If the answer was not in her eyes, it might be found in another part of the photo.
His attention turned next to her mouth, which hung open. Her full lips were parted, as if the breath of life had pressed them apart to escape her.
The darkness past her lips, within her mouth, was not uniform in shade and texture, as it appeared upon a cursory look. He saw now that Teresa seemed to have something lodged in her mouth, an object just beyond her teeth, a subtle shadowy shape too geometric to be her tongue.
He enlarged her lips to fill the screen. He cloned pixels to restore definition at the greater scale.
The woman’s shapely mouth seemed to cry out to him, but the silence was unbroken, and the stillness gave no token of the final words she may have spoken as Barghest had finished her by whatever means.
Ryan bent to this new work as obsessively as he had studied the reflections in her eyes.
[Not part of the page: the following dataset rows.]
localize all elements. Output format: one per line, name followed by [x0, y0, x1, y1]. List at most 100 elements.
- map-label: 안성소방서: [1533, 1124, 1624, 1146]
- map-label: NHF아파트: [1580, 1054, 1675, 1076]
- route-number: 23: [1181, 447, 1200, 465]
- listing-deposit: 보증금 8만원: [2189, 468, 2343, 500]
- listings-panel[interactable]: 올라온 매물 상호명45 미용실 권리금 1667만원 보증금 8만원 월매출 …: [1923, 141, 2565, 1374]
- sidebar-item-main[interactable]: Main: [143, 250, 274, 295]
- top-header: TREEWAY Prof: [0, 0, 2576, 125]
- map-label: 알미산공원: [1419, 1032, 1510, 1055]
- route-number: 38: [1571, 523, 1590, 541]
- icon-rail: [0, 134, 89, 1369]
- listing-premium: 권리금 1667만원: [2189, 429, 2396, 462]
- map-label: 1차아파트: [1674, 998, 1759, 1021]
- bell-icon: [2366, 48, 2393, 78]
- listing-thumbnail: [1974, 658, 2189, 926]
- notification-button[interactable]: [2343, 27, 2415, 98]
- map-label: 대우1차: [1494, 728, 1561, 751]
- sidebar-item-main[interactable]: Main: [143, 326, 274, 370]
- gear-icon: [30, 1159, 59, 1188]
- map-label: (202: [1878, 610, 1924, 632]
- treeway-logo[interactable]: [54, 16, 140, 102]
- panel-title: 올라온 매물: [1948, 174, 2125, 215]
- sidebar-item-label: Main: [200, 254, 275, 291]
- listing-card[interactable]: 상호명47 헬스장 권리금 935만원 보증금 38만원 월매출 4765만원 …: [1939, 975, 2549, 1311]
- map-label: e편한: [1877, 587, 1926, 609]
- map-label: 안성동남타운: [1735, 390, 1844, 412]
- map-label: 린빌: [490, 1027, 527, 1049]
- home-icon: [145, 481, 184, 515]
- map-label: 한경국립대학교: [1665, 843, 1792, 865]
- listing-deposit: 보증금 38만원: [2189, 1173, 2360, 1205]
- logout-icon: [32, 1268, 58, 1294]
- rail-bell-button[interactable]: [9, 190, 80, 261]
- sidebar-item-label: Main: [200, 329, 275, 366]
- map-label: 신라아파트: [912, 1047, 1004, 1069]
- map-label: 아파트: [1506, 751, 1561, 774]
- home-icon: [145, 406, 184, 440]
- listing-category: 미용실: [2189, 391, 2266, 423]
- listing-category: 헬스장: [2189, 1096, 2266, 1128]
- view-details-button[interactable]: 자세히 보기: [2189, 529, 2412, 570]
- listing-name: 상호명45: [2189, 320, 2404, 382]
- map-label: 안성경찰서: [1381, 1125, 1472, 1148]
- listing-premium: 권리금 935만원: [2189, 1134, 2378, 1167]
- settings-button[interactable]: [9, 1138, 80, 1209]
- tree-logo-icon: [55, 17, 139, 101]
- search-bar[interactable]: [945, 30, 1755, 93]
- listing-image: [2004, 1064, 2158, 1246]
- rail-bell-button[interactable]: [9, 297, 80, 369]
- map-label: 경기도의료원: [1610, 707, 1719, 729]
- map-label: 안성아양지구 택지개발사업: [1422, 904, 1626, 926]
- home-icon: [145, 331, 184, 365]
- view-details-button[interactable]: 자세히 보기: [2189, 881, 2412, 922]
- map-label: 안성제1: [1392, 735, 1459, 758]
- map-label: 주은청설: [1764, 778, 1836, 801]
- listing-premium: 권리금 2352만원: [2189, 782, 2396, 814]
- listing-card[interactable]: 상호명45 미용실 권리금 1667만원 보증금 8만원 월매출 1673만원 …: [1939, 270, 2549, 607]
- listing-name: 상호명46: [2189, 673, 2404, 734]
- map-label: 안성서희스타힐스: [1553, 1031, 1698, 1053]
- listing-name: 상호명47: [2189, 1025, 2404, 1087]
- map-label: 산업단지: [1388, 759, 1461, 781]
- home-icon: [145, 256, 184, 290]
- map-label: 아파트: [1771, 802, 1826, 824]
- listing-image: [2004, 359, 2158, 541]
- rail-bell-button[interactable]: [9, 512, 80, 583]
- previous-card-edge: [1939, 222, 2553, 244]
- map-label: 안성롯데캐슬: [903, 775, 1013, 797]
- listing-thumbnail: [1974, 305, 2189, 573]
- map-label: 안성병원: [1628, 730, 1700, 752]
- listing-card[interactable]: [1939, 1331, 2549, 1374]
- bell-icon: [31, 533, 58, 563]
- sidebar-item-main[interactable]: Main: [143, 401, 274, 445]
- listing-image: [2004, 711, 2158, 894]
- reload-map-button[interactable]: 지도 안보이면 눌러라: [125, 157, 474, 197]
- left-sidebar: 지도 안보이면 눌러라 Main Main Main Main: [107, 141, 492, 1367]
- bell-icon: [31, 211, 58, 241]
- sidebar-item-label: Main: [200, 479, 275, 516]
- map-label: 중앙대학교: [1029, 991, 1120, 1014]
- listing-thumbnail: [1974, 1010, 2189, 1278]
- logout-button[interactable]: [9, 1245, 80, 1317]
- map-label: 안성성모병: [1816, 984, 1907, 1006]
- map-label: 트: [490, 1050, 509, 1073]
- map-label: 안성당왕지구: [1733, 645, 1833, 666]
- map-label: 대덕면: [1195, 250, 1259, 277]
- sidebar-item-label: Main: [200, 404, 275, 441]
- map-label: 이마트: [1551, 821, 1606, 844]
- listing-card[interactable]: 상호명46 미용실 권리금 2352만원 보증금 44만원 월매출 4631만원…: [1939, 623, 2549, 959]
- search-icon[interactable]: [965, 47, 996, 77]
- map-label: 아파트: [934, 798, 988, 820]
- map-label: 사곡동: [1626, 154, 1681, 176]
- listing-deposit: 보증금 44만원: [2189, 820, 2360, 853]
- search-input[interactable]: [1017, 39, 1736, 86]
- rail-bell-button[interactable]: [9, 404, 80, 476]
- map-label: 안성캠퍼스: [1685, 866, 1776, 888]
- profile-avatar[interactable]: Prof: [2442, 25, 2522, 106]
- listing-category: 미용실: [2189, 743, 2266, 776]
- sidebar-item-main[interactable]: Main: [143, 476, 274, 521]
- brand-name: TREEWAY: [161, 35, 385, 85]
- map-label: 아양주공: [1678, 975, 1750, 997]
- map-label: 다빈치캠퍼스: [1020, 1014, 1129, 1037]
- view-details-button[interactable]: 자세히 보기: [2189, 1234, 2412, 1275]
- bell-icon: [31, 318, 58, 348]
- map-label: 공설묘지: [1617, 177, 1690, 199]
At 8:40 Monday evening, as Ryan ate a Stilton-cheese sandwich with cornichons and worked at the computer, George Zane called with the results of the blood tests.
In an exhaustive analysis, the two blood specialists and their lab assistants had discovered no traces of poisons, drugs, or other problematic chemicals in the 40 milliliters that Zane had drawn from Ryan.
“They could have missed it,” Ryan said. “No one’s so good, they don’t screw up now and then.”
“Do you want me to take additional samples,” Zane asked, “and find someone new to analyze them?”